Yes, you read well: foundations, charities, private non-profit entities. It is anybody's guess how will they be able to ever repay their debts (those that have them) if they stop being financial entities and why would this decree apply only to Spain and not to all the EU. 

But that's what the Spanish government has accepted instead of just declaring Bankia and the other problematic cajas bankrupt, as they actually are - and only then nationalize them (privatizing them was Brussels' idea to begin with).

It is most worrisome that a long list of cajas, traditionally serving the public as easygoing semi-public local banks with a social facet, are being liquidated for good. This kind of low-tier semi-public banking is what Brussels and the IMF seem to be set on destroying - for the benefit of the Big Banksters, of course. 

I already mentioned in March how the Savings Bank of Navarre (CAN) was sold out in an scandalous maneuver by the conservative-unionists, scamming the Navarrese people (who is fiscally semi-autonomous) some €500 million. Now the danger is with the Western Basque cajas, which were fused into Kutxabank recently by means of devilish pacts of the Spanish unionists and the Basque conservatives, excluding the Basque Nationalist Left (first or second political force in the Basque Country). 

Ruiz Garro ponders that these cajas won't be able to reach the end of the year with the newly required profits (which would be turned into extra capital by decree). It could be the case that the public institutions, in this case the Western Basque chartered provincial governments (and to lesser extent town halls and the semi-federative Western Basque autonomous government). But these entities have low liquidity also these days and it may be questioned, with some reason, whether they should intervene at all. 

So he expects these savings banks to be liquidated into "foundations" as well by the end of the year, what will severely damage the financial stability of the Western Basque Country. 

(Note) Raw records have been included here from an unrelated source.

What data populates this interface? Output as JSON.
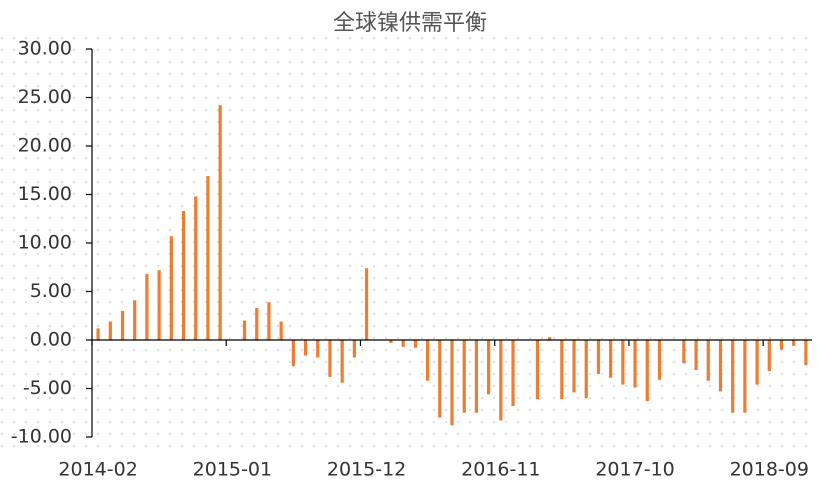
{
  "chart_data": {
    "type": "bar",
    "title": "全球镍供需平衡",
    "categories": [
      "2014-02",
      null,
      null,
      null,
      null,
      null,
      null,
      null,
      null,
      null,
      null,
      "2015-01",
      null,
      null,
      null,
      null,
      null,
      null,
      null,
      null,
      null,
      null,
      "2015-12",
      null,
      null,
      null,
      null,
      null,
      null,
      null,
      null,
      null,
      null,
      "2016-11",
      null,
      null,
      null,
      null,
      null,
      null,
      null,
      null,
      null,
      null,
      "2017-10",
      null,
      null,
      null,
      null,
      null,
      null,
      null,
      null,
      null,
      null,
      "2018-09",
      null,
      null,
      null
    ],
    "values": [
      1.2,
      1.9,
      3.0,
      4.1,
      6.8,
      7.2,
      10.7,
      13.3,
      14.8,
      16.9,
      24.2,
      0,
      2.0,
      3.3,
      3.9,
      1.9,
      -2.7,
      -1.6,
      -1.8,
      -3.8,
      -4.4,
      -1.8,
      7.4,
      0,
      -0.3,
      -0.7,
      -0.8,
      -4.2,
      -8.0,
      -8.8,
      -7.5,
      -7.5,
      -5.6,
      -8.3,
      -6.8,
      0,
      -6.1,
      0.3,
      -6.1,
      -5.4,
      -6.0,
      -3.5,
      -3.9,
      -4.6,
      -4.9,
      -6.3,
      -4.1,
      0,
      -2.4,
      -3.1,
      -4.2,
      -5.3,
      -7.5,
      -7.5,
      -4.6,
      -3.2,
      -1.0,
      -0.6,
      -2.6
    ],
    "color": "#ed7d31",
    "ylim": [
      -10,
      30
    ],
    "yticks": [
      {
        "value": -10,
        "label": "-10.00"
      },
      {
        "value": -5,
        "label": "-5.00"
      },
      {
        "value": 0,
        "label": "0.00"
      },
      {
        "value": 5,
        "label": "5.00"
      },
      {
        "value": 10,
        "label": "10.00"
      },
      {
        "value": 15,
        "label": "15.00"
      },
      {
        "value": 20,
        "label": "20.00"
      },
      {
        "value": 25,
        "label": "25.00"
      },
      {
        "value": 30,
        "label": "30.00"
      }
    ]
  }
}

He does not mention it, but luckily there are other cooperativist savings banks (Euskadiko Kutxa and Ipar Kutxa, now in a fusion process). They tend to act more like pure banks but they are still not yet your usual private bank, having the backing of the Mondragon Cooperative Network and Farmers' cooperatives. But it is still not the same as a distinct public banking system under direct control of elect institutions. 

It is a clear setback for democracy and a consolidation of the quasi-feudal aspects of late financial Capitalism. A clear attack against the Basque People and our autonomous intstitutions. We should leave EU altogether (except for Schengen): be more like Switzerland or Iceland and less like Ireland or Spain.